Financial struggles led to a divorce in 1931, and Florence became a single mother to her two daughters. To make ends meet, she worked as an organist for silent film screenings and composed songs for radio ads under a pen name. During this time, Price lived with friends and eventually moved in with her student and friend, Margaret Bonds, also a black pianist and composer. This friendship connected Price with writer Langston Hughes and contralto Marian Anderson, both prominent figures in the art world who aided in Price’s future success as a composer. Together, Price and Bonds began to achieve national recognition for their compositions and performances. In 1932, both Price and Bonds submitted compositions for Wanamaker Foundation Awards. Price won first prize with her Symphony in E minor, and third for her Piano Sonata, earning her a $500 prize. Bonds came in first place in the song category, with a song entitled “Sea Ghost.” The Chicago Symphony Orchestra, conducted by Frederick Stock, premiered the Symphony on June 15, 1933, making Price’s piece the first composition by an African-American woman to be played by a major orchestra.

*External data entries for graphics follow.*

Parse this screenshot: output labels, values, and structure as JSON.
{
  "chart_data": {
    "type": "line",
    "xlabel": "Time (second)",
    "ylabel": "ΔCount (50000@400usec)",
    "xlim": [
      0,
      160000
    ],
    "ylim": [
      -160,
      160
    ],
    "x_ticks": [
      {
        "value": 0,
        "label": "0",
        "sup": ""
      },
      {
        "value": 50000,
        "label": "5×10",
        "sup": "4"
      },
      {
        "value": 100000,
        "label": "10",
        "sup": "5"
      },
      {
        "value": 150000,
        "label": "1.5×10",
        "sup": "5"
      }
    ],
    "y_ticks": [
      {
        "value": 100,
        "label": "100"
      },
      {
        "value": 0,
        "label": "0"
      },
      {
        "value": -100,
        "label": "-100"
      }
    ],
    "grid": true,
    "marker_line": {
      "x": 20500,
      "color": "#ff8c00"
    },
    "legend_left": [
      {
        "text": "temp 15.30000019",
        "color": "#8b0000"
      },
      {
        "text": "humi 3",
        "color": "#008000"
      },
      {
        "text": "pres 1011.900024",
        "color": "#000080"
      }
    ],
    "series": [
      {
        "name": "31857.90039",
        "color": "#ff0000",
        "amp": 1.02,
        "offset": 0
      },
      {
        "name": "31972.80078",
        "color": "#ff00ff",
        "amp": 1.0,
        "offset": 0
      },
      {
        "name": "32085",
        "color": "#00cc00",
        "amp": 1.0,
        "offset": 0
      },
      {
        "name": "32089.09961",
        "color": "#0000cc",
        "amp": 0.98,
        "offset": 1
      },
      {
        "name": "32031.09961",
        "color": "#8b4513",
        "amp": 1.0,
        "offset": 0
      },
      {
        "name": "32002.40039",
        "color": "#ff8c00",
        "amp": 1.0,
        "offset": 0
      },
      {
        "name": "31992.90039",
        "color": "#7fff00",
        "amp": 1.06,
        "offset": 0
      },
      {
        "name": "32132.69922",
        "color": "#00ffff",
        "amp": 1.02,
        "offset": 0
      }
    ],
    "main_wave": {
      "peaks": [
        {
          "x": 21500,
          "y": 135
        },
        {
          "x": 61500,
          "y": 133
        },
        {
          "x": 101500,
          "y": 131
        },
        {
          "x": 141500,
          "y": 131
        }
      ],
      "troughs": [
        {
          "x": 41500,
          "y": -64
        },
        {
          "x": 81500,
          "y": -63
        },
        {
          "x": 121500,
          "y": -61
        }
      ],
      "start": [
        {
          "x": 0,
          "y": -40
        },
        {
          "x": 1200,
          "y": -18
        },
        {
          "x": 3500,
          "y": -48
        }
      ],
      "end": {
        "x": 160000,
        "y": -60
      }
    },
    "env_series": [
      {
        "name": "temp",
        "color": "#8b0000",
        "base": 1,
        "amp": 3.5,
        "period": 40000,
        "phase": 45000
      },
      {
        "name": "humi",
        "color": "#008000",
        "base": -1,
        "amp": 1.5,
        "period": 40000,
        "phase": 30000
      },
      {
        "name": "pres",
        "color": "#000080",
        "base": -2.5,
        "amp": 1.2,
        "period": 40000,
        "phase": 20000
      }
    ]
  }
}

Price was inducted into the American Society of Composers, Authors, and Publishers in 1940 for her work as a composer. In 1949, Price published two of her spiritual arrangements, “I Am Bound for the Kingdom,” and “I’m Workin’ on My Buildin'”, and dedicated them to Marian Anderson, who performed them on a regular basis.

On June 3, 1953, Price died from a stroke in Chicago, Illinois. Following her death, much of her work was overshadowed as new musical styles emerged that fit the changing tastes of modern society. Some of her work was lost, but as more African-American and female composers have gained attention for their works, so has Price. In 2001, the Women’s Philharmonic created an album of some of her work. Pianist Karen Walwyn and The New Black Repertory Ensemble performed Price’s “Concerto in One Movement” and “Symphony in E minor” in December 2011.